The agency’s director, Derek Turner, said on May 26 that the Space Development Agency is preparing to launch at least 13 satellites by the end of June. This will be the second SDA launch of Tranche 0 satellites for the Disseminated Low Orbit Group. Slice 0 is a demonstration group of 28 satellites. The first 10 spacecraft, eight communications satellites manufactured by York Space and two missile detection satellites manufactured by SpaceX, were launched on April 2 with a SpaceX Falcon 9.
Tournear said in an interview that the SDA initially planned to release all remaining 18 in June, but made some changes to the manifesto. Space News . The upcoming mission, scheduled to launch on a SpaceX Falcon 9 rocket from Vandenberg Space Force Base, California, in late June, will launch 11 communications satellites (10 by Lockheed Martin and one by York Space) and two missile tracking satellites. Satellites manufactured by SpaceX.
Turner said in the statement that there are two Tranche 0 York satellites, but one will likely remain on the ground before SDA can use it to test the software.
Four L3Harris Tranche 0 satellites were planned to be launched, but were pulled from the manifest due to production delays, he said. Four satellites will fly into orbit as part of a separate mission planned by the Missile Defense Agency. MDA is preparing to launch two prototypes for the Hypersonic and Ballistic Space Tracking Sensor (HBTSS), one made by L3Harris and the other by Northrop Grumman.
Turner said the SDA and MDA are working closely on missile tracking and missile defense architecture. The agencies have agreed to deploy the L3Harris wide-view satellites designed for SDA in the same orbit as the medium-view HBTSS missile defense satellites. This will help both institutions understand how to integrate future sensor networks, Tournear said.
According to him, the new plan was a “win-win”. “When the MDA agreed that we could launch our L3Harris satellites, it was an easy choice.” MDA has yet to announce the launch date of the HBTSS mission.
Top 10 SDA satellites in good condition
Of the 10 satellites launched on April 2, both SpaceX’s tracking satellites reached their intended orbits about 1,000 kilometers above Earth.

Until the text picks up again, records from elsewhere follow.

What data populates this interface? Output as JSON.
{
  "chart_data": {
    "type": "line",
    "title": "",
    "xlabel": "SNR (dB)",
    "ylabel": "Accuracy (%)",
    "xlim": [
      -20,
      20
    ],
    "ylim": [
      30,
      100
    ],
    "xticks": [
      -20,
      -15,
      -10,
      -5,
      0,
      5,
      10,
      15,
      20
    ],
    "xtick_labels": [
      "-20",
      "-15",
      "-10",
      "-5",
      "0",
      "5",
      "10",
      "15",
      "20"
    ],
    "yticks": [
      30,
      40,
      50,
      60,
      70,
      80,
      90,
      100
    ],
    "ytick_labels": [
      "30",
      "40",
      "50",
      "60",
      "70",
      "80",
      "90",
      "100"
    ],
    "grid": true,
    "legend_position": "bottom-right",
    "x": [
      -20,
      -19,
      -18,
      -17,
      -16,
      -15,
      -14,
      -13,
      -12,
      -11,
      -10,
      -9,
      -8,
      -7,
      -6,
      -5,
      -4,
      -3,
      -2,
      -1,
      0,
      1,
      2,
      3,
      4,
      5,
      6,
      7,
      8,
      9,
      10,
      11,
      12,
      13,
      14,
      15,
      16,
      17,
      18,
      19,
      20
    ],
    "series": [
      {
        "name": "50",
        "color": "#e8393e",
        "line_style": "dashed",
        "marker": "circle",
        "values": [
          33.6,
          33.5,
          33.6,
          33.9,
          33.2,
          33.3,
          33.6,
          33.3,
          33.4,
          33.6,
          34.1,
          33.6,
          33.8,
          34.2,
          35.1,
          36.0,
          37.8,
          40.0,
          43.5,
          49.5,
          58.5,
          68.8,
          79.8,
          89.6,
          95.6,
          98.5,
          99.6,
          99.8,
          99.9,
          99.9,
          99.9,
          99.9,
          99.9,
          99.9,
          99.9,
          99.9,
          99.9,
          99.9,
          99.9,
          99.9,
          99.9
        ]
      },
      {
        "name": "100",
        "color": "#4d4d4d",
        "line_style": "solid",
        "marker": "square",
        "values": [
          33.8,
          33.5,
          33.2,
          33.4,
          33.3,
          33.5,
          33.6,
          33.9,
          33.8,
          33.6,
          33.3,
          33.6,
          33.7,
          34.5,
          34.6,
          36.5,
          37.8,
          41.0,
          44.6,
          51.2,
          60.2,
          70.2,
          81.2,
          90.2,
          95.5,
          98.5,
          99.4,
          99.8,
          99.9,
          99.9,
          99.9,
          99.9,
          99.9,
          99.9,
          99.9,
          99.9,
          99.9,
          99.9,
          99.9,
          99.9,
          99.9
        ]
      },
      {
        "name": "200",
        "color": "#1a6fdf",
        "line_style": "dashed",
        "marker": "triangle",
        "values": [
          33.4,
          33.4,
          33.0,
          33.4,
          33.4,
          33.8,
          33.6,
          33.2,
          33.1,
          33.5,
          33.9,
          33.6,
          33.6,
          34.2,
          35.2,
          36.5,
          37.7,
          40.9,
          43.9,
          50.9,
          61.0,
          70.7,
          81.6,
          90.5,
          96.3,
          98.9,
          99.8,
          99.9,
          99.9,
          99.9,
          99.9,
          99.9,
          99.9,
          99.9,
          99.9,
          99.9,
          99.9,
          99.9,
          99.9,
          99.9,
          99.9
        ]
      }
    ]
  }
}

“We may have tracking data soon,” Turner said. “We have to make sure we have the necessary payload and software to do the monitoring task.”
He said the eight York satellites have yet to be put into orbit because SDA needs more time to test Link 16 payloads on those satellites.

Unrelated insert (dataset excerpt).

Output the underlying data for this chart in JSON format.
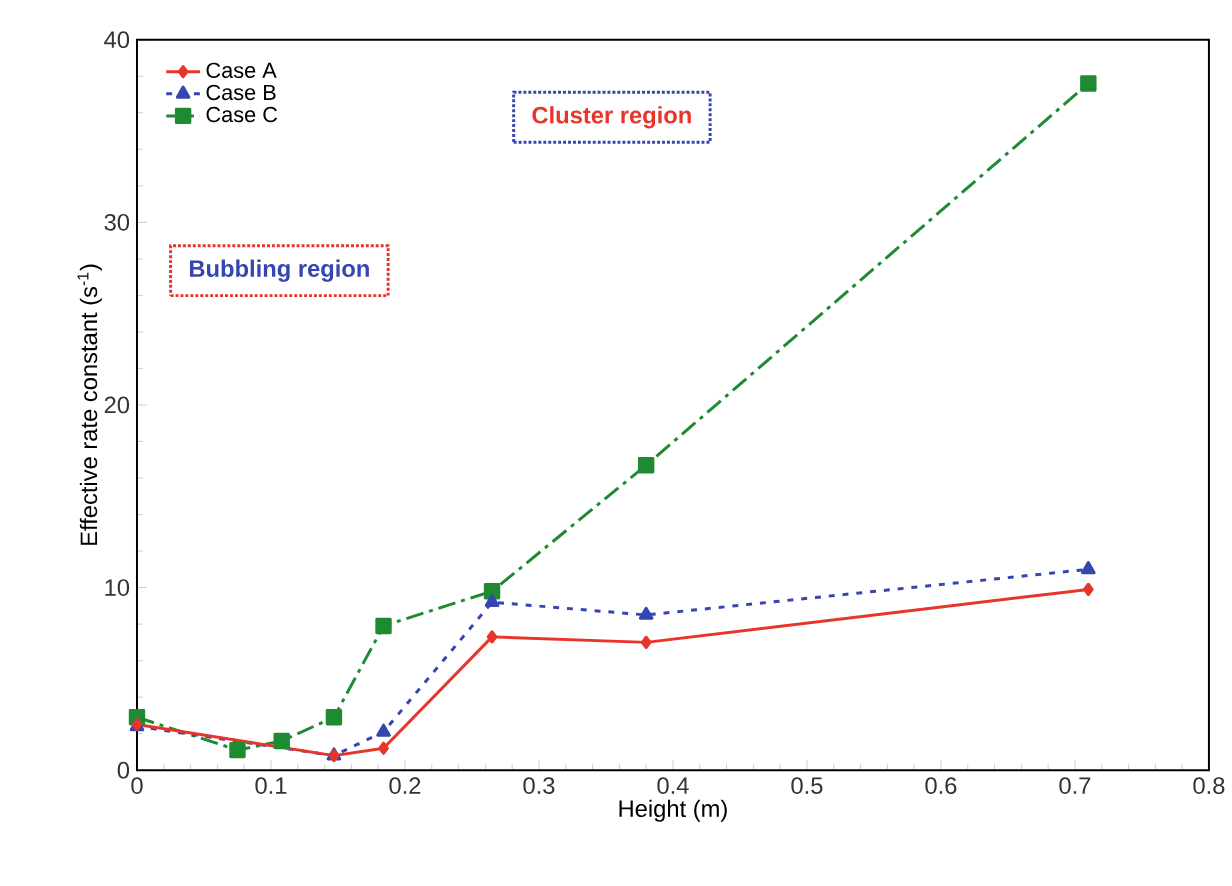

Link 16 is a data exchange and radio communications network widely used by the US military and NATO allies.
After the York satellites complete the orbital upgrade, SDA will test inter-satellite laser communication lines that require greater distance between satellites.
“Our plan is to test, test and have everything ready for the first mission demonstrations in late June. Early July,” Tournear said.

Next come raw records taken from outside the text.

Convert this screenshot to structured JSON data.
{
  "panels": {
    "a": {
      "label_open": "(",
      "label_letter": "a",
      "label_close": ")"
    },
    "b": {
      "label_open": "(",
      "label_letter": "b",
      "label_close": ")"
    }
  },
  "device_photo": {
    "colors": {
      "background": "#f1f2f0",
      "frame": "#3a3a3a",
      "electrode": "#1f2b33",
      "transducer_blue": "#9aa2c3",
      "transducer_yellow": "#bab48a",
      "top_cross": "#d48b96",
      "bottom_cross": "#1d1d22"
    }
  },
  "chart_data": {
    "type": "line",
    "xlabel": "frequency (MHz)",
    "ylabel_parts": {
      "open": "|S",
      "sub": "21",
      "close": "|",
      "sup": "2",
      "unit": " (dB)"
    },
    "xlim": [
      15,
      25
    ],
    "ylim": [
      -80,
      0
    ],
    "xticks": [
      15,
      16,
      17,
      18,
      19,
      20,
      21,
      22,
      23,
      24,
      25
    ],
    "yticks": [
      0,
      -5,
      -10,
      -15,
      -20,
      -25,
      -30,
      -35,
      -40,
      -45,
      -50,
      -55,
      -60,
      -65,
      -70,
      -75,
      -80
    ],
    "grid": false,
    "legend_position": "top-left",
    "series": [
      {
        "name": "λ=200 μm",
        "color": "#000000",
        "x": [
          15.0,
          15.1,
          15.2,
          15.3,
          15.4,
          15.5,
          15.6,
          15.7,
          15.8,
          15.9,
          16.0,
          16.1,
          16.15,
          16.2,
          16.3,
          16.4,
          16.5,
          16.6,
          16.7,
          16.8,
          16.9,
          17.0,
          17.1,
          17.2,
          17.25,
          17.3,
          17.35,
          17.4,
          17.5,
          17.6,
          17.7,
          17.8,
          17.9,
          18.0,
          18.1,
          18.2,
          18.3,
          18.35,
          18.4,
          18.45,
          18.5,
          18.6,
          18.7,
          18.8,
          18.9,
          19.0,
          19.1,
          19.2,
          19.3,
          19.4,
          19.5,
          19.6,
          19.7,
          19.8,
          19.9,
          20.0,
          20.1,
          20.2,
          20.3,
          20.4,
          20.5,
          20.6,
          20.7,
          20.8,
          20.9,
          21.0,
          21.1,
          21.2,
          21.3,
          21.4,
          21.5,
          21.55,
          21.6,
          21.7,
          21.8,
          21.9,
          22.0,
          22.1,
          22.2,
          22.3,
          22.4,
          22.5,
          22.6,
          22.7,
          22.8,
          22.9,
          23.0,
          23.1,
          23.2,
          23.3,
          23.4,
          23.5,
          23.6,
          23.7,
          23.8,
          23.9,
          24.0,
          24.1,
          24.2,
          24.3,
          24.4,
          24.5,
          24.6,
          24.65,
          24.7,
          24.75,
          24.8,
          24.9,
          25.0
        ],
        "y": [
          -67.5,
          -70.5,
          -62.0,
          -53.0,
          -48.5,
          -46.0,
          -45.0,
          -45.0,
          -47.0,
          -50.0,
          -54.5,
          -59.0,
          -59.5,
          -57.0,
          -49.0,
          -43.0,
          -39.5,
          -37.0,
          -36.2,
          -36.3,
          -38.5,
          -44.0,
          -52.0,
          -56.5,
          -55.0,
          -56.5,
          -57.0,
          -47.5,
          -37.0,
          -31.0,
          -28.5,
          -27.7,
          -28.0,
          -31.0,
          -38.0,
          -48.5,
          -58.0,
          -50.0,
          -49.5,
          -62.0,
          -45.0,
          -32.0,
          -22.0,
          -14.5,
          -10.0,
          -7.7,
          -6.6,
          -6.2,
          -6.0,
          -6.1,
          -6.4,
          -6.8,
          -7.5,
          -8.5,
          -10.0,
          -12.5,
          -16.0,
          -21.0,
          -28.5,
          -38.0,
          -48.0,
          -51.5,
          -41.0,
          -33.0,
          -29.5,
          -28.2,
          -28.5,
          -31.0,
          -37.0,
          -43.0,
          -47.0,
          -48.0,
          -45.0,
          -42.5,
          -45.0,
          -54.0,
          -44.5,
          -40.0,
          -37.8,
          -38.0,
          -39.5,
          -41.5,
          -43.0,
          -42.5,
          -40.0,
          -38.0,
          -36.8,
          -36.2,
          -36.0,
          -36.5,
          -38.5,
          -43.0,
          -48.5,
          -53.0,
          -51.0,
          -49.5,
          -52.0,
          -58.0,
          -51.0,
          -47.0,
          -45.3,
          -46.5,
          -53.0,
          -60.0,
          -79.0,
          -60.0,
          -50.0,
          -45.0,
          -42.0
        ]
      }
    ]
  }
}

The Tranche 0 satellites will give military users an opportunity to try out the technology and better understand the missile tracking and data transmission capabilities of LEO satellites, which the SDA calls a “warrior immersion shield.” Following the deployment of Slice 0, SDA plans to launch dozens more satellites each month, starting with Slice 1 in late 2024.
The tracking layer is designed as a global network of sensors to protect against Russian and Chinese ballistic and hypersonic missiles. The data collected by the missile tracking satellites will be sent to the transport layer via optical channels. This ensures that if a missile threat is detected, data about its position and trajectory are securely transmitted in space and forwarded to military command centers.
SpaceX’s latest tracking-level satellites
Tournear says the four tracking satellites built by SpaceX for Tranche 0 will likely be the company’s last. SpaceX did not bid for the Tracking Layer Slice 1 contract, which L3Harris and Northrop Grumman won. To meet the required 1,000-kilometer orbit of the SDA satellite, Tournear said it has built four satellites using a custom bus instead of SpaceX mass-producing it for Starlink, the company’s Internet arm.
To monitor hypersonic missiles at all stages of flight, the Department of Defense determined that satellites 1,000 kilometers above Earth would be better positioned to see these targets. Tournear said SpaceX did not bid the SDA for Slice 1 because the requirements cannot be met with the Starlink shuttle, but “we are working with them to see how they can bid in the future,” said Tournear.
SDA is seeking input from Internet LEO companies such as SpaceX, Amazon, and others on how they can provide “background” in low Earth orbit to support military data communications.
“We’re looking at how commercial providers can extend the common DoD space data transport layer and have full integration with the SDA data transport layer,” said Tournear. “So there’s definitely such an action.”
SDA’s vision is to deploy “broadcast satellites” that will allow the SDA spacecraft to communicate with commercial remote sensing and communications providers.
“We are seeking ideas from companies on how they can connect their company offerings to the transport layer,” he said, “so that we can achieve a low-latency, tactical data connection, as well as extending or backing up with commercial systems.”